Closed form of $\sum \frac{x^n}{n^n}$ Is there a closed form of this series?
$$
f(x) = \sum_{n=1}^\infty \frac{x^n}{n^n}
$$
I tried few standard tricks how to sum a power series but none of them helped. 
 A: $\sum_{n=1}^\infty \frac{x^n}{n^n} = x $ Sphd$(-x;1)$
But, before saying "that's a joke", read the preamble of the paper : "The Sophomore's Dream Function", http://fr.scribd.com/doc/34977341/Sophomore-s-Dream-Function
By the way, this leads to :
$\sum_{n=1}^\infty \frac{x^n}{n^n} = x\int_{0}^1 {t^{-xt}}dt$
(From Eq.6:1 and Eq.1:2)
A: HINT: Given  function $f(x)$ monotonically decreasing on $x \in (m,n)$
$$\sum^n_{x=m}f(x) \le\int^n_m f(x)\,dx \le \sum^{n+1}_{x=m+1} f(x)$$.

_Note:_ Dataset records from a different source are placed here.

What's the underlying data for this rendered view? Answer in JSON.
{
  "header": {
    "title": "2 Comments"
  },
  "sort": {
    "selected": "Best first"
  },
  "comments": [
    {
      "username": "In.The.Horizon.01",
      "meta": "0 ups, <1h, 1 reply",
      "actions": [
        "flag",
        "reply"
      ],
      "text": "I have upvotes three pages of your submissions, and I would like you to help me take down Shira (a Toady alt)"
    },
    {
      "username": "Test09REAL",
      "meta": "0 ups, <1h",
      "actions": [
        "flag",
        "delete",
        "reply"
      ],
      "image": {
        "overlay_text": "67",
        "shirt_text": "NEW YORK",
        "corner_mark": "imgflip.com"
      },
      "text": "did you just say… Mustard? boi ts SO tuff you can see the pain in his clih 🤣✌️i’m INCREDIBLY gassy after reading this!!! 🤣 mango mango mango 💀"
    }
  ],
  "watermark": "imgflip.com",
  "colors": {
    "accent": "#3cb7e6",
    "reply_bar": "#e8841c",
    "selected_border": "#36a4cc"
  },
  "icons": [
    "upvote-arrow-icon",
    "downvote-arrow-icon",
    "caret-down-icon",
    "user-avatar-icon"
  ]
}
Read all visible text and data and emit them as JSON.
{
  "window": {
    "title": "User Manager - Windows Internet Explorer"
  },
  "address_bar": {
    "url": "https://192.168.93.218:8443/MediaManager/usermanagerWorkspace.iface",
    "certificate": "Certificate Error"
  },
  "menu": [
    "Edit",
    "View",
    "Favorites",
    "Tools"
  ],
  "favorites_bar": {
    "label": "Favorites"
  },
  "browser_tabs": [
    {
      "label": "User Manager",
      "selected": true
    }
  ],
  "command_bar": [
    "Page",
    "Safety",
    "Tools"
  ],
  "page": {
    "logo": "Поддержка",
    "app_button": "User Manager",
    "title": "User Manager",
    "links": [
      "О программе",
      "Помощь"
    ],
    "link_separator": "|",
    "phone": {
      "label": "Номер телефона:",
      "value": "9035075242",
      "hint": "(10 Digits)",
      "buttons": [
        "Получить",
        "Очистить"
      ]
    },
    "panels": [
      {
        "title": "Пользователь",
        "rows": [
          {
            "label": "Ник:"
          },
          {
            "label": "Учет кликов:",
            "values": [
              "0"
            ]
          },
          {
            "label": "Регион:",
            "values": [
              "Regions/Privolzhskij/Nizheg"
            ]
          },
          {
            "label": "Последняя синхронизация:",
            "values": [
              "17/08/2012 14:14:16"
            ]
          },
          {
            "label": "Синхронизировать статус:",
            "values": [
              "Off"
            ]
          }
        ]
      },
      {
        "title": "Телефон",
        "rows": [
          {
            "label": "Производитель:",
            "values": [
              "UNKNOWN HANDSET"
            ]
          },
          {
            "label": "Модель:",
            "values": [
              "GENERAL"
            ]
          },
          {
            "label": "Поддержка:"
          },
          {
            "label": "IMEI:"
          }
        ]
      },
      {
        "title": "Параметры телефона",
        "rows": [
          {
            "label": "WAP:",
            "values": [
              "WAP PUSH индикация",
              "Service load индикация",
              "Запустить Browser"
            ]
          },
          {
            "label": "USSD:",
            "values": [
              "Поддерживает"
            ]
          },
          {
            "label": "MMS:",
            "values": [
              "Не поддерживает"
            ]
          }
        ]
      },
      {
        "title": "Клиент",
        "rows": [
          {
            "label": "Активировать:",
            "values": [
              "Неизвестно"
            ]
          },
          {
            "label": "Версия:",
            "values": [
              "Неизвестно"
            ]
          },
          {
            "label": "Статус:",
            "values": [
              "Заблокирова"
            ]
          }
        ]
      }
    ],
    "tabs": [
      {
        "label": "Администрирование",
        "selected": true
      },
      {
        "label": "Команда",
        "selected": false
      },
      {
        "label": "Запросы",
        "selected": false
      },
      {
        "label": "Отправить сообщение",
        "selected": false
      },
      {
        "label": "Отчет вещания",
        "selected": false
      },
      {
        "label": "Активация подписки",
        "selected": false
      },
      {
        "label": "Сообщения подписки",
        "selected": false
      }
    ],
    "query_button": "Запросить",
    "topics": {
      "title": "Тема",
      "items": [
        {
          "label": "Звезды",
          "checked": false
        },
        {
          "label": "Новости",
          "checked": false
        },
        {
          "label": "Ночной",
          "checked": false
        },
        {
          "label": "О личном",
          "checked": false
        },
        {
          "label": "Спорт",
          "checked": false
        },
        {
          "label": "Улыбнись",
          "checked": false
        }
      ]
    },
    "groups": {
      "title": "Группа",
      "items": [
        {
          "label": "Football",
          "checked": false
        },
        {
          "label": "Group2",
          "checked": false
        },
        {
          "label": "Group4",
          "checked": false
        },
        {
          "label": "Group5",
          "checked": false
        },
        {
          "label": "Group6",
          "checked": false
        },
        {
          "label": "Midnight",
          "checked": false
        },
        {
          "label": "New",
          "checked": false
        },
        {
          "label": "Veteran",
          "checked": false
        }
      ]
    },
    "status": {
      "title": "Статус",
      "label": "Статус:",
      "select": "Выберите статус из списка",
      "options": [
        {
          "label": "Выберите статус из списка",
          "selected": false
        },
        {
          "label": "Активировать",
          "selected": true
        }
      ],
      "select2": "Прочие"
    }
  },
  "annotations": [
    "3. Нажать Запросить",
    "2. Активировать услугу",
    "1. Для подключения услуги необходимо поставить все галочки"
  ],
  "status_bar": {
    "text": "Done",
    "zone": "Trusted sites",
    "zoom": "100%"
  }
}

Why? Try to approximate the integral using rectangles. When done, check if this integral bounded by summations can be converted to summation bounded by integrals.
A: Since $f$ is differantable,$f(x)=\displaystyle\sum\limits_{n=0}^{\infty} {f^{n}(0)x^n\over n!}$.
Thus,we must have $f(0)=0$ and $f^{n}(0)/ n!=1/n^n$ for $1\leq n \implies f^n(0)={n!/n^n}$
That is why it seem not to have closed form since known function does not have this pattern of derivative at $x=0$.
Since known function has derivative in the form of $a_n/n!$ so it is difucult to obtain $n!/n^n$ by combining them.
A: 
Is there a closed form of this series?

No, there is no closed form for this beautiful expression in terms of elementary functions. However, I've noticed the following hopefully-interesting identity, which I want to share with you: $$f(x)=\sum_{n=0}^\infty\frac{x^n}{n^n}\qquad;\qquad e^x=\sum_{n=0}^\infty\frac{x^n}{n!}\qquad=>\qquad\int_0^\infty\frac{f(x)}{e^x}dx=\sum_{n=0}^\infty\frac{n!}{n^n}$$ where $\lim_{n\to0}n^n=1$.